Microsoft nennt konkrete Zahlen. Die API soll die CPU-Last um bis zu 50 Prozent senken und dabei über alle Kerne skalieren, die GPU-Leistung soll um bis zu 20 Prozent steigen. Die Werte stammen aus internen Vergleichen und schwanken stark je nach Anwendung und Hardware. Im Kern entlastet die Architektur Treiber und Laufzeitschicht und schiebt einen großen Teil der Verwaltungsarbeit zur Anwendung hin.
Architektur: PSOs, Command Lists und Descriptor Heaps
DirectX 12 stützt sich auf mehrere Konzepte, die den Verwaltungsaufwand pro Bild drücken. Pipeline State Objects bündeln den Pipeline-Zustand in unveränderlichen Objekten. Das senkt den Aufwand pro Draw Call und macht deutlich mehr Draw Calls pro Frame möglich. Command Lists und Bundles berechnen Arbeit threadübergreifend vor und reichen sie dann mit minimaler serieller Einreichung an die GPU weiter. Descriptor Heaps wechseln Bindungen ressourcenschonend.
Synchronisation und Speicherverwaltung wandern damit stärker in die Anwendung. Das bedeutet mehr Arbeit in der Entwicklung, schafft aber Spielraum, die Grafikarbeit gezielt über mehrere CPU-Kerne zu verteilen. Microsoft spricht von einer grundlegend veränderten Methode, Grafiklast zu strukturieren.
Engine-Unterstützung und erste Titel
Zum Start ist DirectX 12 bereits in verbreiteten Spiele-Engines angekommen. In der Unity-5.2-Beta sowie in der Unreal-Engine-4.9-Preview steckt die Unterstützung in einem frühen, experimentellen Modus. Als Referenz für eine native DirectX-12-Auslegung dient Ashes of the Singularity.
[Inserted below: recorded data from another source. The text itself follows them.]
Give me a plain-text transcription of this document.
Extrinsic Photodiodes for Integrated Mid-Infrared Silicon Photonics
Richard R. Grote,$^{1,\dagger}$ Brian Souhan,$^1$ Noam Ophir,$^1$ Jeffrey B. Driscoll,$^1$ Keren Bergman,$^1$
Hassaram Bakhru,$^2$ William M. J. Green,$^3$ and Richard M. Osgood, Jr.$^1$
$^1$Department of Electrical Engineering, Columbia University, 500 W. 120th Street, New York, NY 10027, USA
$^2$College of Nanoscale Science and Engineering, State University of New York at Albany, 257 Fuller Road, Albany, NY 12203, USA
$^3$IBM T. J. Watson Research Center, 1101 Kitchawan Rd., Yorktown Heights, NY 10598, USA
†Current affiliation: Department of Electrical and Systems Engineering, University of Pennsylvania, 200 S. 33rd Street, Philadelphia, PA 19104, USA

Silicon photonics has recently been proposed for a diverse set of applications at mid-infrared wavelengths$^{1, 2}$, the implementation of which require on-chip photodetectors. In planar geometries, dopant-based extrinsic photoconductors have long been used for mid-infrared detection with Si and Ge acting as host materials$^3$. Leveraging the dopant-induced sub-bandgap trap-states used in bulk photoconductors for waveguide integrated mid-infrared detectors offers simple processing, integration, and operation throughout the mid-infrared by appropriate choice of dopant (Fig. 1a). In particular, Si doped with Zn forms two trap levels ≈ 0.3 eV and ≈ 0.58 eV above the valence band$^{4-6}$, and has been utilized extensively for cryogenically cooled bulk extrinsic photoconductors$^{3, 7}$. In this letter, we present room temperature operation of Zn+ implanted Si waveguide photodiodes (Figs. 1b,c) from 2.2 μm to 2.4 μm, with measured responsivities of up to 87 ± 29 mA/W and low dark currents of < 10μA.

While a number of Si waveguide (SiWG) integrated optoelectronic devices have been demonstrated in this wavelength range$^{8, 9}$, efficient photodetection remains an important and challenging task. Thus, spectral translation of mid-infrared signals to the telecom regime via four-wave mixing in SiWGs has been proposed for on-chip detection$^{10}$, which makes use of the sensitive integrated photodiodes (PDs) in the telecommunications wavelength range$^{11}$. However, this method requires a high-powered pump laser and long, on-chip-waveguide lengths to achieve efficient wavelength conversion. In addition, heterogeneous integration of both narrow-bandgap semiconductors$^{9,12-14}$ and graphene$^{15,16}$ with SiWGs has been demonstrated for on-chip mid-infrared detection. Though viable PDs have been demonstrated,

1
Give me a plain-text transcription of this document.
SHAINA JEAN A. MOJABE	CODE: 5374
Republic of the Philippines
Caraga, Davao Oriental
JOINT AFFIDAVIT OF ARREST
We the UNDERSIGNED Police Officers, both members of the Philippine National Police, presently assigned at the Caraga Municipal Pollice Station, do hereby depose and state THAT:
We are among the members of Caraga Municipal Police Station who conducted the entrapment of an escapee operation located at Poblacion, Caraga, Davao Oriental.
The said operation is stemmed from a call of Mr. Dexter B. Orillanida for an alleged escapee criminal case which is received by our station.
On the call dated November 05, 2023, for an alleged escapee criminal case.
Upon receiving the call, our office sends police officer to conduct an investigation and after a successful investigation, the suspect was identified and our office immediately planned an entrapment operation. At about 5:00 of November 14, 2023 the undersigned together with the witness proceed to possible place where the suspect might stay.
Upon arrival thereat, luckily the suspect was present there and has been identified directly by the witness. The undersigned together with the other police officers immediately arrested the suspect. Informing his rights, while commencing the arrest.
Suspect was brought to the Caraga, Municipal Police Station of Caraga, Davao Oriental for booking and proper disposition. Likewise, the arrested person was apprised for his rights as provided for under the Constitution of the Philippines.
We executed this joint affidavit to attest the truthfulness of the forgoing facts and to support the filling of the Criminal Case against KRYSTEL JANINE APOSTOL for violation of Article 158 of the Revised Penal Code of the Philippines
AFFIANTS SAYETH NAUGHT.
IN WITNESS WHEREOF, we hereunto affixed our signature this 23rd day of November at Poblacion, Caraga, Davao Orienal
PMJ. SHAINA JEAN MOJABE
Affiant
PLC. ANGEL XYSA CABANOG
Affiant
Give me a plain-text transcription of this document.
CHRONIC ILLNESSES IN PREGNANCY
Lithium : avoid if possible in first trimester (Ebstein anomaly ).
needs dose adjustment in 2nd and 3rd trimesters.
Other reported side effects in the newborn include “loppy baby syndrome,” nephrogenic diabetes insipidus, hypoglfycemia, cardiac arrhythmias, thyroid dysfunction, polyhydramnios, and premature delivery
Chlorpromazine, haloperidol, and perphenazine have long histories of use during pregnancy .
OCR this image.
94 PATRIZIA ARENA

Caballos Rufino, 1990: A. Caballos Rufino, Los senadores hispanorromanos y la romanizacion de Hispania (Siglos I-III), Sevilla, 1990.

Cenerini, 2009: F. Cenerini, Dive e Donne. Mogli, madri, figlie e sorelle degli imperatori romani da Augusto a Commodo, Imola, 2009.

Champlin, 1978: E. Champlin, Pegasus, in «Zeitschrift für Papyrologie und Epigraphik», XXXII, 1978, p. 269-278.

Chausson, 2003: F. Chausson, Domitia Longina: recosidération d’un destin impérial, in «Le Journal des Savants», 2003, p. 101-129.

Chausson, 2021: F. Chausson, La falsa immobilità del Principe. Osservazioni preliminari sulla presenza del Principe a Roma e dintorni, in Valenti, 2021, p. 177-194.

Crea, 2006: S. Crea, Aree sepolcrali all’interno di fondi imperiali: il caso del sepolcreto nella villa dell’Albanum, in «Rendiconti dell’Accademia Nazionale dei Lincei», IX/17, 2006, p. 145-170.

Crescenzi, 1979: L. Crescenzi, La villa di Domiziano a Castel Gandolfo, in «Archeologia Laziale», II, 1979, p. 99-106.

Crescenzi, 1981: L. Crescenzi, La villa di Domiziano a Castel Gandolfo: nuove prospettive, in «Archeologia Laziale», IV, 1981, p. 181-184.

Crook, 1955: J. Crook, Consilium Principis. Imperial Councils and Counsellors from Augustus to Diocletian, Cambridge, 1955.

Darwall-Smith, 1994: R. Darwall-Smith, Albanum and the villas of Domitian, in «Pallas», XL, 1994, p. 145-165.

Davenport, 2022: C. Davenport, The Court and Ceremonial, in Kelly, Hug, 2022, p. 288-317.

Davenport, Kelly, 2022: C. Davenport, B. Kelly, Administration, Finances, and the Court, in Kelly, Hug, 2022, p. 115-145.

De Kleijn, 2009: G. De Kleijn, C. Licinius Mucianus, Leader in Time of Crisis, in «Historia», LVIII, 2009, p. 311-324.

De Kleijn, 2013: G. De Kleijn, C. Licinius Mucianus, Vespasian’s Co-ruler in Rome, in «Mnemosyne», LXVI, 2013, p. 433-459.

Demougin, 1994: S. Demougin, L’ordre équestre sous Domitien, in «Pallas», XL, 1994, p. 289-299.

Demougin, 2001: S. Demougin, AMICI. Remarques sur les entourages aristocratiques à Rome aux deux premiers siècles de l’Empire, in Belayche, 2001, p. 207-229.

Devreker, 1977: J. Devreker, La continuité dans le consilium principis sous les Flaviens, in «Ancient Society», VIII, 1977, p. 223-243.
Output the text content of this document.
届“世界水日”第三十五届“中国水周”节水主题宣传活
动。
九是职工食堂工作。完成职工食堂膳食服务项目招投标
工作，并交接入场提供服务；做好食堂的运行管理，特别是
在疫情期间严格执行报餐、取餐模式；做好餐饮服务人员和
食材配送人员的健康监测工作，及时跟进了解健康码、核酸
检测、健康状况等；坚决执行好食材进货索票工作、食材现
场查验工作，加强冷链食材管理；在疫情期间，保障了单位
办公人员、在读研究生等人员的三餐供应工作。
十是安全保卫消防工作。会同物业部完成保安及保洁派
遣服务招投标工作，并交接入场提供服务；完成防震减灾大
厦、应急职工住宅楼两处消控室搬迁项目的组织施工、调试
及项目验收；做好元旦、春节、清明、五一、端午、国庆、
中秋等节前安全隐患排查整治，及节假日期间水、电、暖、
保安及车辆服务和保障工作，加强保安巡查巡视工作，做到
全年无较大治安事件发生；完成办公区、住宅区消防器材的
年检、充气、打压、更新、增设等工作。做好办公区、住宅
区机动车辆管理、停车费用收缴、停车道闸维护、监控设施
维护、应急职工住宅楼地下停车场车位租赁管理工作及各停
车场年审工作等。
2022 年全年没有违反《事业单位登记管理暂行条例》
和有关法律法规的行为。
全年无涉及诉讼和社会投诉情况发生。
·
Das Spiel soll laut Blog zehntausende Einheiten in zahlreichen gleichzeitigen Gefechten darstellen und zeigt damit, worauf es ankommt: eine hohe Zahl an Draw Calls.
Mit der festen Verankerung in Windows 10 und der Einbindung in etablierte Engines erreicht DirectX 12 eine breite Basis für die Spieleentwicklung. Wie viel Leistung am Ende wirklich herausspringt, hängt von der konkreten Umsetzung ab, denn die niedrigere Abstraktionsebene verlangt zusätzlichen Implementierungsaufwand.